Dans le même temps, 22 agences n’ont pas renouvelé leur label cette année. Le taux de renouvellement était de 78 % fin 2022. Des données qui viennent semer le doute sur la dynamique ? Le décompte des abonnés absents réalisé par l’Afnor, tiers de confiance de l’AACC sur ce dossier, pointe des entreprises qui ont pu – aussi – arrêter leur activité. C’est le cas de l’agence YZ, par exemple. Le contexte général est plus compliqué. Thomas Parouty évoque un trou d’air fin 2022-début 2023. Pour François Fossati, manager général d’Indexel, agence conseil et formation dans le marketing digital, le quatrième trimestre 2023 a été plus chahuté. « Il y a moins de projets, commente-t-il, mais dans tous, des problématiques RSE sont incluses. »
« Pas un client qui n’ait pas ça en tête, pour qui ce n’est pas dans la liste de courses, résume Géraldine Audibert, directrice conseil et référente RSE au sein de Publicis LMA, spécialisée dans le BtoB. Nos clients dans l’industrie répondent déjà à des normes. C’est beaucoup dans leur culture. Ce sujet se professionnalise. Des écueils ne sont plus visibles. Des idées non plus. Après une phase de tâtonnement, d’acculturation, l’heure est à l’accélération, à l’engagement convaincu. Aussi peut-on parler d’an II. »
Plutôt un « éveil » ?
En charge de la communication de B Lab, qui porte le principal label de la RSE – à dimension internationale – B Corp, Louise Seguin tempère un peu l’enthousiasme ambiant. Elle préfère les termes « d’éveil » ou de « secousse ». Sur les 8 000 entreprises certifiées dans le monde, seulement 400 sont françaises, dont 40 agences (tous spectres confondus, publicité, web, communication, marketing…) – bientôt 41 avec l’agence Marie-Antoinette –, une régie (Médiaperformances) et quatre médias (Brut, Loopsider, Maddyness et Welcome to the Jungle). Le Royaume-Uni en recense plus de 1 000 au total.

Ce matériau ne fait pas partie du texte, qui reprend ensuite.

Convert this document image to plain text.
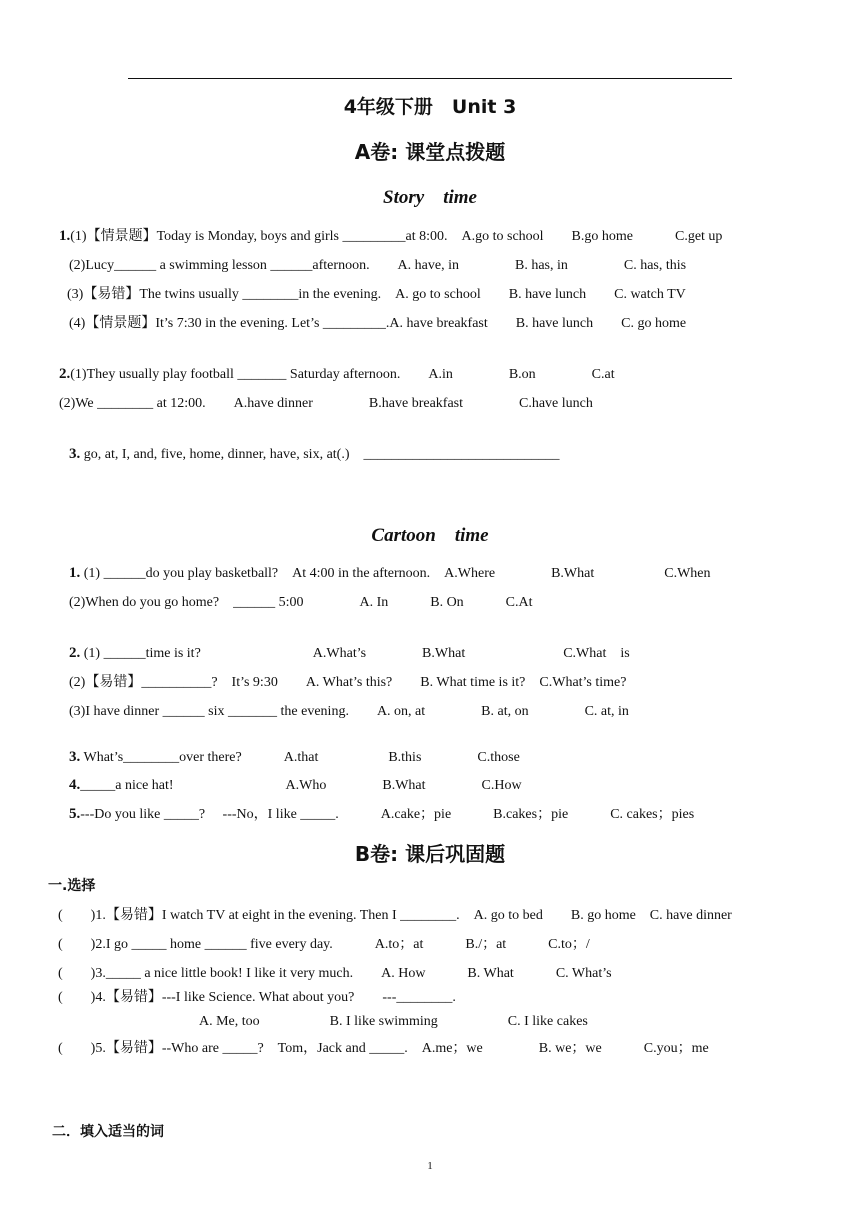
4年级下册　Unit 3
A卷: 课堂点拨题
Story　time
1.(1)【情景题】Today is Monday, boys and girls _________at 8:00.　A.go to school　　B.go home　　　C.get up
(2)Lucy______ a swimming lesson ______afternoon.　　A. have, in　　　　B. has, in　　　　C. has, this
(3)【易错】The twins usually ________in the evening.　A. go to school　　B. have lunch　　C. watch TV
(4)【情景题】It’s 7:30 in the evening. Let’s _________.A. have breakfast　　B. have lunch　　C. go home
2.(1)They usually play football _______ Saturday afternoon.　　A.in　　　　B.on　　　　C.at
(2)We ________ at 12:00.　　A.have dinner　　　　B.have breakfast　　　　C.have lunch
3. go, at, I, and, five, home, dinner, have, six, at(.)　____________________________
Cartoon　time
1. (1) ______do you play basketball?　At 4:00 in the afternoon.　A.Where　　　　B.What　　　　　C.When
(2)When do you go home?　______ 5:00　　　　A. In　　　B. On　　　C.At
2. (1) ______time is it?　　　　　　　　A.What’s　　　　B.What　　　　　　　C.What　is
(2)【易错】__________?　It’s 9:30　　A. What’s this?　　B. What time is it?　C.What’s time?
(3)I have dinner ______ six _______ the evening.　　A. on, at　　　　B. at, on　　　　C. at, in
3. What’s________over there?　　　A.that　　　　　B.this　　　　C.those
4._____a nice hat!　　　　　　　　A.Who　　　　B.What　　　　C.How
5.---Do you like _____?　 ---No，I like _____.　　　A.cake；pie　　　B.cakes；pie　　　C. cakes；pies
B卷: 课后巩固题
一.选择
(　　)1.【易错】I watch TV at eight in the evening. Then I ________.　A. go to bed　　B. go home　C. have dinner
(　　)2.I go _____ home ______ five every day.　　　A.to；at　　　B./；at　　　C.to；/
(　　)3._____ a nice little book! I like it very much.　　A. How　　　B. What　　　C. What’s
(　　)4.【易错】---I like Science. What about you?　　---________.
A. Me, too　　　　　B. I like swimming　　　　　C. I like cakes
(　　)5.【易错】--Who are _____?　Tom，Jack and _____.　A.me；we　　　　B. we；we　　　C.you；me
二．填入适当的词
1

Labellisée B Corp, bien identifiée comme une pièce maîtresse sur le marché français, The Good Company se revendique (maintenant) davantage « agence mainstream, avec l’idée de sortir de la niche RSE. Et il va y avoir un appel d’air, explique Luc Wise, son fondateur, en raison de l’obligation faite aux petites et moyennes entreprises d’effectuer également du reporting avec la directive européenne Corporate sustainability reporting directive (CSRD). En temps de crise, les budgets de communication constituent la variable d’ajustement. Là, avec la version responsable sur l’égalité femmes/hommes par exemple, ils seront plus difficiles à couper. Le risque d’avoir un retour de bâton est grand. »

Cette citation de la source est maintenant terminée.